Lexi is crate trained. She LOVES her crate. She actually prefers to sleep in there at night. When I'm home she will go in there if she wants to sleep and be left alone.


----------



## littlepeanut (Dec 5, 2004)

Tic and Peanut both love their crates. It's their own little home.







When Peanut is scared for whatever reason he goes into his crate.


----------



## Sisses Momma (Dec 29, 2004)

Sisse was also crate trained. She has ALWAYS slept in the crate at night, she's never been in bed with us. At night when she is tired and ready to go to bed, she'll dig through her toy box and pull out the SAME toy every night to take in there with her. She will often curl up in there during the day to nap. When we get ready to go out (for more than an hour or two) we tell her "Casita time" and she goes right in there, she knows we will be back to let her out!! Crate training is great.....when the grandkids come she will go in there and lay in bed with her back turned toward the door, it's kind of her "do not disturb" sign!!


----------



## puppylucy (Jan 8, 2005)

sisse's crate habits sound so cute~! lucy will use her crate, but only as a last option


----------



## LexiAndNikkisMom (Apr 13, 2004)

> _Originally posted by Sisses Momma_@May 27 2005, 01:43 PM
> *Sisse was also crate trained.  She has ALWAYS slept in the crate at night, she's never been in bed with us.  At night when she is tired and ready to go to bed, she'll dig through her toy box and pull out the SAME toy every night to take in there with her.  She will often curl up in there during the day to nap.  When we get ready to go out (for more than an hour or two) we tell her "Casita time" and she goes right in there, she knows we will be back to let her out!!  Crate training is great.....when the grandkids come she will go in there and lay in bed with her back turned toward the door, it's kind of her "do not disturb" sign!!
> 
> 
> ...


[/QUOTE]
Cute!


----------



## Brinkley & Neyland's Mom (Jun 14, 2004)

> _Originally posted by Sisses Momma_@May 27 2005, 01:43 PM
> *Sisse was also crate trained.  She has ALWAYS slept in the crate at night, she's never been in bed with us.  At night when she is tired and ready to go to bed, she'll dig through her toy box and pull out the SAME toy every night to take in there with her.  She will often curl up in there during the day to nap.  When we get ready to go out (for more than an hour or two) we tell her "Casita time" and she goes right in there, she knows we will be back to let her out!!  Crate training is great.....when the grandkids come she will go in there and lay in bed with her back turned toward the door, it's kind of her "do not disturb" sign!!
> 
> 
> ...


[/QUOTE]


Aww...


----------



## k/c mom (Oct 9, 2004)

That's great that Miko loves his crate... mine seem to like theirs, also. Sometimes I'll be looking for Kallie and she's in her crate. Even at night, sometimes she'll get off the bed and go in her crate. I think they really love having their own cozy, safe place.

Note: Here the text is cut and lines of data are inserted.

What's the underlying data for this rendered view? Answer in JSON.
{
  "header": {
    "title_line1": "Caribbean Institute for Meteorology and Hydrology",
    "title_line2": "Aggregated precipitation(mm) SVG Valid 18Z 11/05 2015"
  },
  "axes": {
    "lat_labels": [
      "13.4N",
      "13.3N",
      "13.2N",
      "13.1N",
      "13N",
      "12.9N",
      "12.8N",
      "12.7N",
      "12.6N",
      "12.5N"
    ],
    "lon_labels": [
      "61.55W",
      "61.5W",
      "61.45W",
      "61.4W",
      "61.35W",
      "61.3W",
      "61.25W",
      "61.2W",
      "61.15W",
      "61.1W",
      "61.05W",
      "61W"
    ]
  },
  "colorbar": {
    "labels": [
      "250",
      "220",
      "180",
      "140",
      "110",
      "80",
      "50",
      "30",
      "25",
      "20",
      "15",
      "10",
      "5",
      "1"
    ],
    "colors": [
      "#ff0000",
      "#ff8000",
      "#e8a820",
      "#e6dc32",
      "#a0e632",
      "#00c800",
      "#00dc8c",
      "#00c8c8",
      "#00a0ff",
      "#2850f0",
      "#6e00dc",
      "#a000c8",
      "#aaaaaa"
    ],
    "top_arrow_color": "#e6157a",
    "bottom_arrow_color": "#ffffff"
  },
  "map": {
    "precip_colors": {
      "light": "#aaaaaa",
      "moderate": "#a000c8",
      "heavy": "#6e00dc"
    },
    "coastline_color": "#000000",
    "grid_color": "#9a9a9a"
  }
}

And in the morning when they see me put the hair dryer away, signaling that I am going to be leaving soon, they both go trotting of to their crates.....


----------



## miko's mommy (Feb 8, 2005)

I have been home for 3 or 4 days straight (I haven't been going to work b/c I am studying) and I am just impressed by how much he likes it. The newest discovery is putting the crate in the playpen has made him even happier. He will stay in the crate for hours. Just amazing!


----------



## sunnydays (Apr 18, 2005)

coco loves her crate too. when she gets sleepy she will go in on her own. when there's too much noise, she will move to the back of the crate and curl up in her puppy blanket. she loves to spoon with her toy shark too







so cute!


----------



## jmm (Nov 23, 2004)

Mikey adores his crates as well. I think when introduced right, dogs really like having their own little den and safe place where they can relax.


----------



## Guest (May 28, 2005)

"Tucker" our 1 1/2 year old Maltese came from a pet store so he was already use to small areas, but he also loves his "safe haven" cage with the door left open. He is locked in if we go away for a few hours .


----------



## msmagnolia (Sep 8, 2004)

All three of mine love their crates. We don't shut the doors, except at night for the Maltese. We have never used the crates as punishment. Their crates are their special places and we never disturb them when they are in them. At night I put a dark pillow case over the top to keep the light out. My babies love their "den".


----------



## AJ (Jun 5, 2005)

You guys are sooo lucky!!


----------